Background Numerous observational studies indicate that more aggressive resection may prolong survival in glioblastoma patients. In Trondheim, Norway, intraoperative 3D ultrasound has been in increasing use since November 1997. The aim of the present study was to examine if the introduction of 3D ultrasound and neuronavigation (i. e., the SonoWand® system) may have had an impact on overall survival.

Patients/Material and Methods Patient data were obtained retrospectively for the 192 glio­blastoma patients who received surgery and postoperative radiotherapy between 1990 and 2005. Overall survival, before and after 1997, was compared using the log rank test. Possible confounders were adjusted for in a multivariate Cox regression analysis.

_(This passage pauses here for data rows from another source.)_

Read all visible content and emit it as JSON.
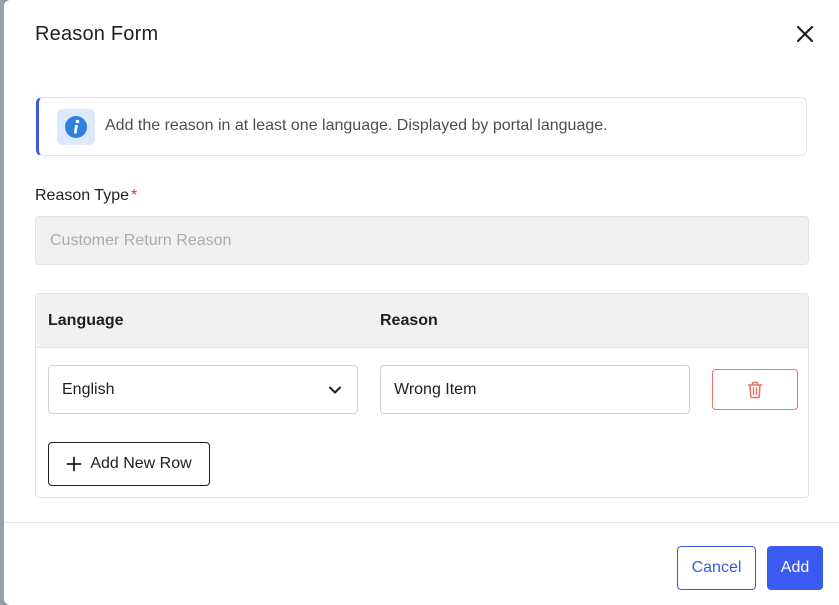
{
  "modal": {
    "title": "Reason Form"
  },
  "info": {
    "icon": "info-icon",
    "text": "Add the reason in at least one language. Displayed by portal language."
  },
  "reason_type": {
    "label": "Reason Type",
    "required_mark": "*",
    "value": "Customer Return Reason"
  },
  "table": {
    "columns": [
      "Language",
      "Reason"
    ],
    "rows": [
      {
        "language": "English",
        "reason": "Wrong Item"
      }
    ],
    "add_row_label": "Add New Row"
  },
  "footer": {
    "cancel_label": "Cancel",
    "add_label": "Add"
  },
  "colors": {
    "accent": "#3b5bdb",
    "primary_button": "#3b5bf0",
    "danger": "#e8736b",
    "required": "#e03131"
  }
}
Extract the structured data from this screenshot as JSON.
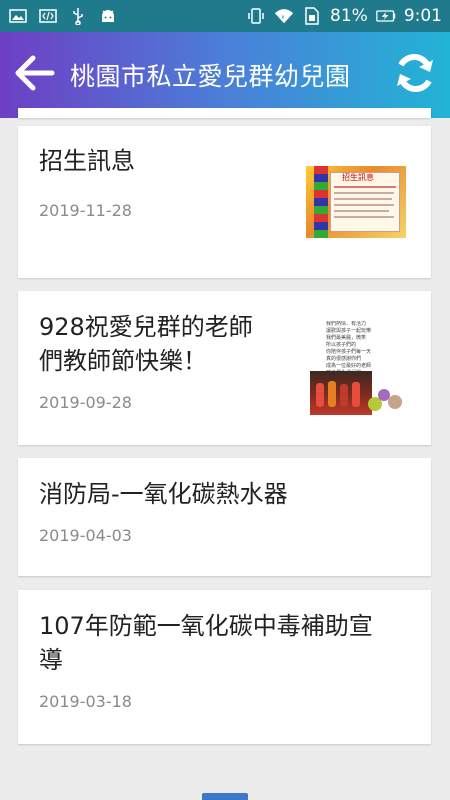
{
  "status": {
    "battery": "81%",
    "time": "9:01"
  },
  "header": {
    "title": "桃園市私立愛兒群幼兒園"
  },
  "items": [
    {
      "title": "招生訊息",
      "date": "2019-11-28"
    },
    {
      "title_line1": "928祝愛兒群的老師",
      "title_line2": "們教師節快樂！",
      "date": "2019-09-28"
    },
    {
      "title": "消防局-一氧化碳熱水器",
      "date": "2019-04-03"
    },
    {
      "title_line1": "107年防範一氧化碳中毒補助宣",
      "title_line2": "導",
      "date": "2019-03-18"
    }
  ],
  "thumbs": {
    "thumb1_heading": "招生訊息",
    "thumb2_lines": [
      "我們熱情．有活力",
      "讓歡與孩子一起玩樂",
      "我們最美麗，微笑",
      "所以孩子們的",
      "你陪伴孩子們每一天",
      "真的很感謝你們",
      "成為一位最好的老師",
      "孩子們永遠記得"
    ]
  },
  "colors": {
    "status_bar": "#1f7b8c",
    "gradient_start": "#6e3fc4",
    "gradient_end": "#21b4d6"
  }
}
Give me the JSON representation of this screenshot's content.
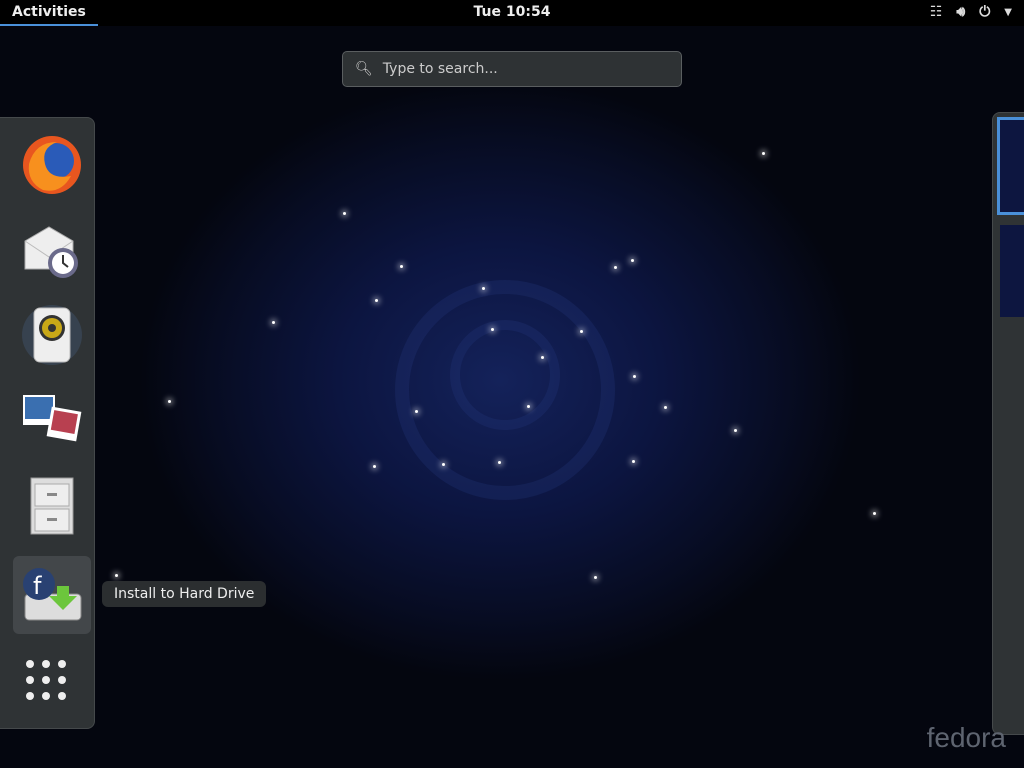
{
  "topbar": {
    "activities": "Activities",
    "clock": "Tue 10:54"
  },
  "search": {
    "placeholder": "Type to search..."
  },
  "dash": {
    "apps": [
      {
        "name": "Firefox",
        "icon": "firefox-icon"
      },
      {
        "name": "Evolution",
        "icon": "mail-clock-icon"
      },
      {
        "name": "Rhythmbox",
        "icon": "speaker-icon"
      },
      {
        "name": "Shotwell",
        "icon": "photos-icon"
      },
      {
        "name": "Files",
        "icon": "file-cabinet-icon"
      },
      {
        "name": "Install to Hard Drive",
        "icon": "fedora-install-icon"
      }
    ],
    "tooltip": "Install to Hard Drive"
  },
  "watermark": "fedora"
}
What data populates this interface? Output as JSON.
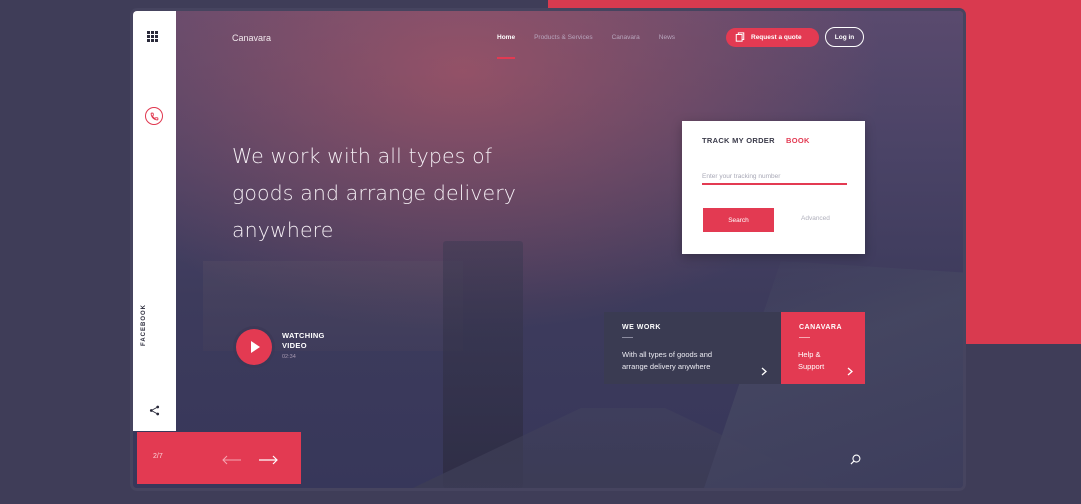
{
  "header": {
    "brand": "Canavara",
    "nav": [
      "Home",
      "Products & Services",
      "Canavara",
      "News"
    ],
    "active_nav": "Home",
    "quote_label": "Request a quote",
    "login_label": "Log in"
  },
  "sidebar": {
    "social_label": "FACEBOOK",
    "icons": [
      "grid-menu-icon",
      "phone-icon",
      "share-icon"
    ]
  },
  "hero": {
    "headline_lines": [
      "We work with all types of",
      "goods and arrange delivery",
      "anywhere"
    ]
  },
  "video": {
    "title_line1": "WATCHING",
    "title_line2": "VIDEO",
    "duration": "02:34"
  },
  "tracking": {
    "tab_track": "TRACK MY ORDER",
    "tab_book": "BOOK",
    "input_placeholder": "Enter your tracking number",
    "input_value": "",
    "search_label": "Search",
    "advanced_label": "Advanced"
  },
  "cards": {
    "work": {
      "title": "WE WORK",
      "text_line1": "With all types of goods and",
      "text_line2": "arrange delivery anywhere"
    },
    "canavara": {
      "title": "CANAVARA",
      "text_line1": "Help &",
      "text_line2": "Support"
    }
  },
  "pager": {
    "count": "2/7"
  },
  "colors": {
    "accent": "#e33a52",
    "background": "#3f3d58",
    "card_dark": "#3a3b52",
    "sidebar": "#ffffff"
  }
}
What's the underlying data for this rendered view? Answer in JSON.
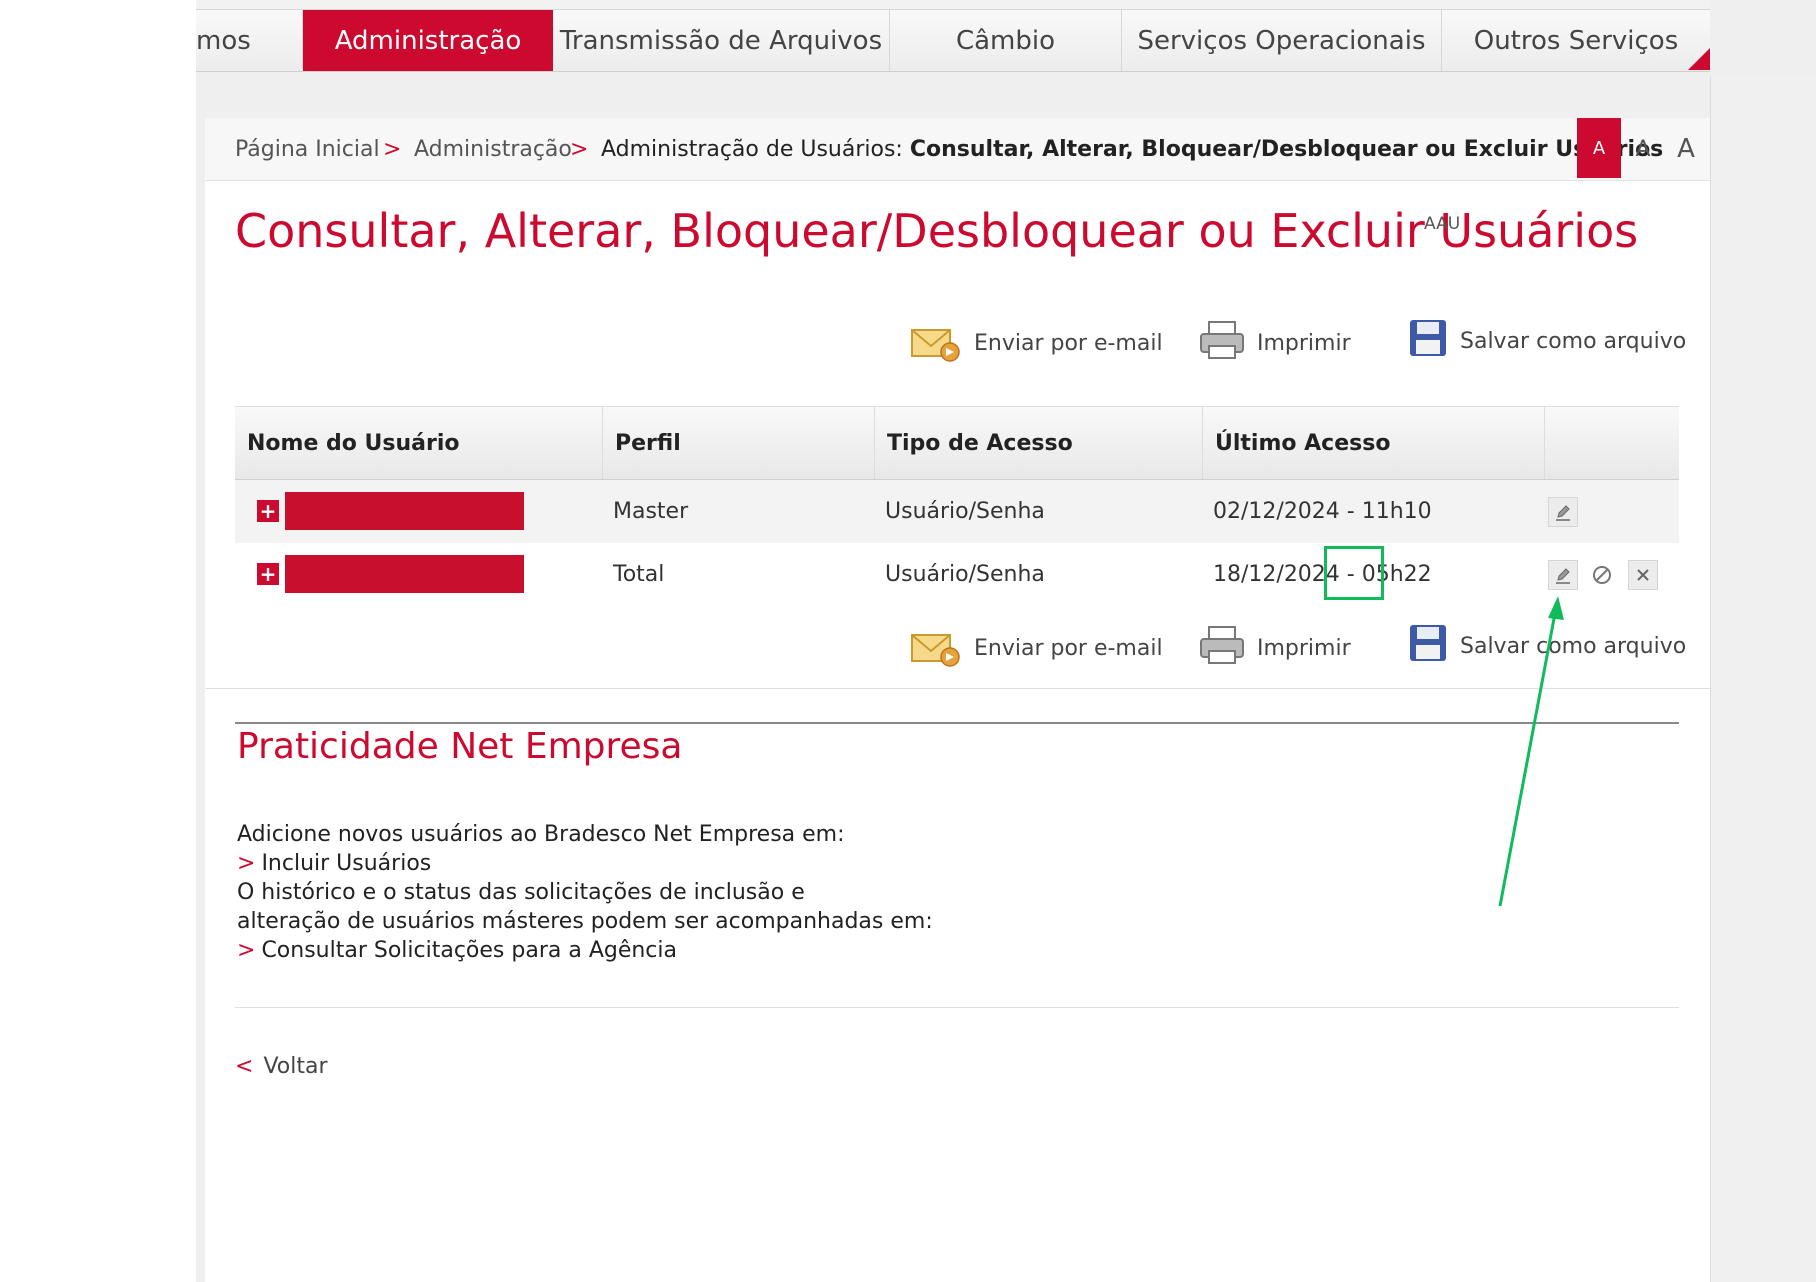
{
  "nav": {
    "items": [
      {
        "label": "mos"
      },
      {
        "label": "Administração",
        "active": true
      },
      {
        "label": "Transmissão de Arquivos"
      },
      {
        "label": "Câmbio"
      },
      {
        "label": "Serviços Operacionais"
      },
      {
        "label": "Outros Serviços"
      }
    ]
  },
  "breadcrumb": {
    "home": "Página Inicial",
    "section": "Administração",
    "current_prefix": "Administração de Usuários:",
    "current_bold": "Consultar, Alterar, Bloquear/Desbloquear ou Excluir Usuários"
  },
  "font_controls": [
    "A",
    "A",
    "A"
  ],
  "page": {
    "title": "Consultar, Alterar, Bloquear/Desbloquear ou Excluir Usuários",
    "code": "AAU"
  },
  "actions": {
    "email": "Enviar por e-mail",
    "print": "Imprimir",
    "save": "Salvar como arquivo"
  },
  "table": {
    "headers": [
      "Nome do Usuário",
      "Perfil",
      "Tipo de Acesso",
      "Último Acesso"
    ],
    "rows": [
      {
        "profile": "Master",
        "access_type": "Usuário/Senha",
        "last_access": "02/12/2024 - 11h10"
      },
      {
        "profile": "Total",
        "access_type": "Usuário/Senha",
        "last_access": "18/12/2024 - 05h22"
      }
    ]
  },
  "info": {
    "title": "Praticidade Net Empresa",
    "line1": "Adicione novos usuários ao Bradesco Net Empresa em:",
    "link1": "Incluir Usuários",
    "line2": "O histórico e o status das solicitações de inclusão e",
    "line3": "alteração de usuários másteres podem ser acompanhadas em:",
    "link2": "Consultar Solicitações para a Agência"
  },
  "back": "Voltar",
  "colors": {
    "brand": "#cc092f",
    "highlight": "#10bb5a"
  }
}
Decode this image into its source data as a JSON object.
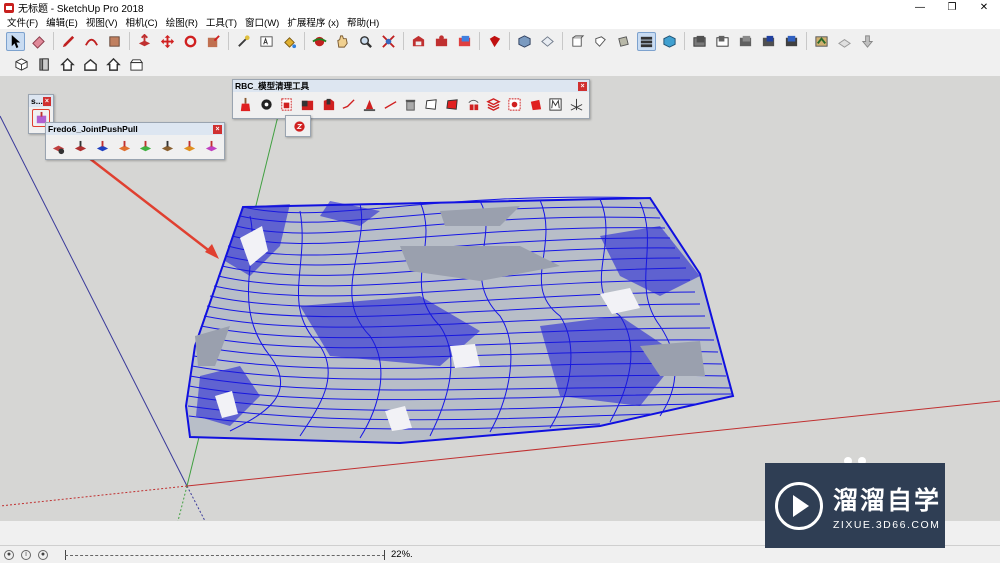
{
  "window": {
    "title": "无标题 - SketchUp Pro 2018",
    "minimize": "—",
    "restore": "❐",
    "close": "✕"
  },
  "menu": [
    {
      "label": "文件(F)"
    },
    {
      "label": "编辑(E)"
    },
    {
      "label": "视图(V)"
    },
    {
      "label": "相机(C)"
    },
    {
      "label": "绘图(R)"
    },
    {
      "label": "工具(T)"
    },
    {
      "label": "窗口(W)"
    },
    {
      "label": "扩展程序 (x)"
    },
    {
      "label": "帮助(H)"
    }
  ],
  "toolbars": {
    "main": [
      "select-icon",
      "eraser-icon",
      "pencil-icon",
      "arc-icon",
      "rectangle-icon",
      "pushpull-icon",
      "move-icon",
      "rotate-icon",
      "scale-icon",
      "tape-icon",
      "text-icon",
      "paint-icon",
      "orbit-icon",
      "pan-icon",
      "zoom-icon",
      "zoom-extents-icon",
      "warehouse-icon",
      "extension-icon",
      "layout-icon",
      "ruby-icon",
      "iso-icon",
      "top-icon",
      "front-icon",
      "right-icon",
      "back-icon",
      "left-icon",
      "xray-icon",
      "shaded-icon",
      "section-icon",
      "section-cut-icon",
      "section-fill-icon",
      "section-planes-icon",
      "display-icon",
      "fog-icon",
      "sandbox-icon",
      "drape-icon"
    ],
    "views": [
      "iso-view-icon",
      "top-view-icon",
      "front-view-icon",
      "right-view-icon",
      "back-view-icon",
      "left-view-icon"
    ]
  },
  "float_small": {
    "title": "s..."
  },
  "float_fredo": {
    "title": "Fredo6_JointPushPull"
  },
  "float_rbc": {
    "title": "RBC_模型清理工具"
  },
  "status": {
    "zoom": "22%."
  },
  "watermark": {
    "cn": "溜溜自学",
    "en": "ZIXUE.3D66.COM"
  },
  "colors": {
    "contour": "#1616e6",
    "background": "#d6d6d4",
    "red_axis": "#c03030",
    "green_axis": "#30a030",
    "blue_axis": "#3030a0",
    "arrow": "#e04030"
  }
}
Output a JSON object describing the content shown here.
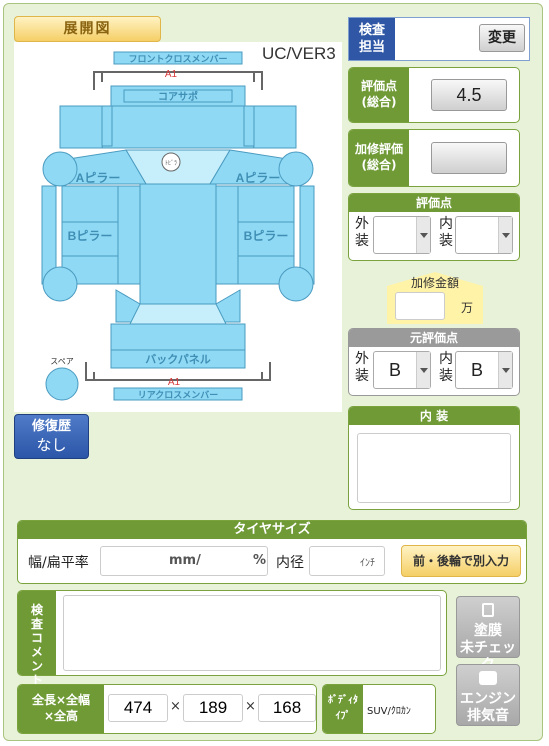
{
  "header": {
    "tenkaizu": "展開図",
    "ver": "UC/VER3"
  },
  "diagram": {
    "front_cross": "フロントクロスメンバー",
    "core_support": "コアサポ",
    "a_pillar_l": "Aピラー",
    "a_pillar_r": "Aピラー",
    "b_pillar_l": "Bピラー",
    "b_pillar_r": "Bピラー",
    "back_panel": "バックパネル",
    "rear_cross": "リアクロスメンバー",
    "spare": "スペア",
    "a1_top": "A1",
    "a1_bottom": "A1",
    "tobira": "ﾄﾋﾞﾗ"
  },
  "repair": {
    "label": "修復歴",
    "value": "なし"
  },
  "inspector": {
    "label1": "検査",
    "label2": "担当",
    "button": "変更"
  },
  "score": {
    "label1": "評価点",
    "label2": "(総合)",
    "value": "4.5"
  },
  "kashu": {
    "label1": "加修評価",
    "label2": "(総合)",
    "value": ""
  },
  "hyoka": {
    "title": "評価点",
    "gai1": "外",
    "gai2": "装",
    "nai1": "内",
    "nai2": "装",
    "gai_value": "",
    "nai_value": ""
  },
  "kashu_kingaku": {
    "label": "加修金額",
    "unit": "万",
    "value": ""
  },
  "moto_hyoka": {
    "title": "元評価点",
    "gai1": "外",
    "gai2": "装",
    "nai1": "内",
    "nai2": "装",
    "gai_value": "B",
    "nai_value": "B"
  },
  "naisou": {
    "title": "内 装",
    "value": ""
  },
  "tire": {
    "title": "タイヤサイズ",
    "width_label": "幅/扁平率",
    "mm": "mm/",
    "percent": "%",
    "inner_label": "内径",
    "inch": "ｲﾝﾁ",
    "button": "前・後輪で別入力"
  },
  "comment": {
    "label": "検査コメント",
    "value": ""
  },
  "side_buttons": {
    "toumaku1": "塗膜",
    "toumaku2": "未チェック",
    "engine1": "エンジン",
    "engine2": "排気音"
  },
  "dims": {
    "label1": "全長×全幅",
    "label2": "×全高",
    "length": "474",
    "width": "189",
    "height": "168",
    "x1": "×",
    "x2": "×"
  },
  "body_type": {
    "label1": "ﾎﾞﾃﾞｨﾀ",
    "label2": "ｲﾌﾟ",
    "value": "SUV/ｸﾛｶﾝ"
  },
  "colors": {
    "accent_green": "#6f9a36",
    "part_blue": "#8fd9f5",
    "repair_blue": "#2c56a8"
  }
}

Results We observed an increase in survival for patients in the last study period (9.6 vs. 11.9 months; HR = 0.7; p = 0.034). The significant improvement in the latest time period was sustained after adjusting for age, WHO performance status (≥2) and type of radiotherapy (normofractioned or hypofractioned), and chemotherapy (yes/no), p = 0.034. 10 out of 14 patients who survived more than 3 years received treatment after the implementation of 3D ultrasound.

Conclusion Our study demonstrates that survival has improved within the same period that intraoperative ultrasound and neuronavigation was introduced and established in our department. The demonstrated association is a necessity for causation, but given the nature of this study, one must be cautious to claim causality. The improvement was, however, significant after adjustment for known major prognostic factors.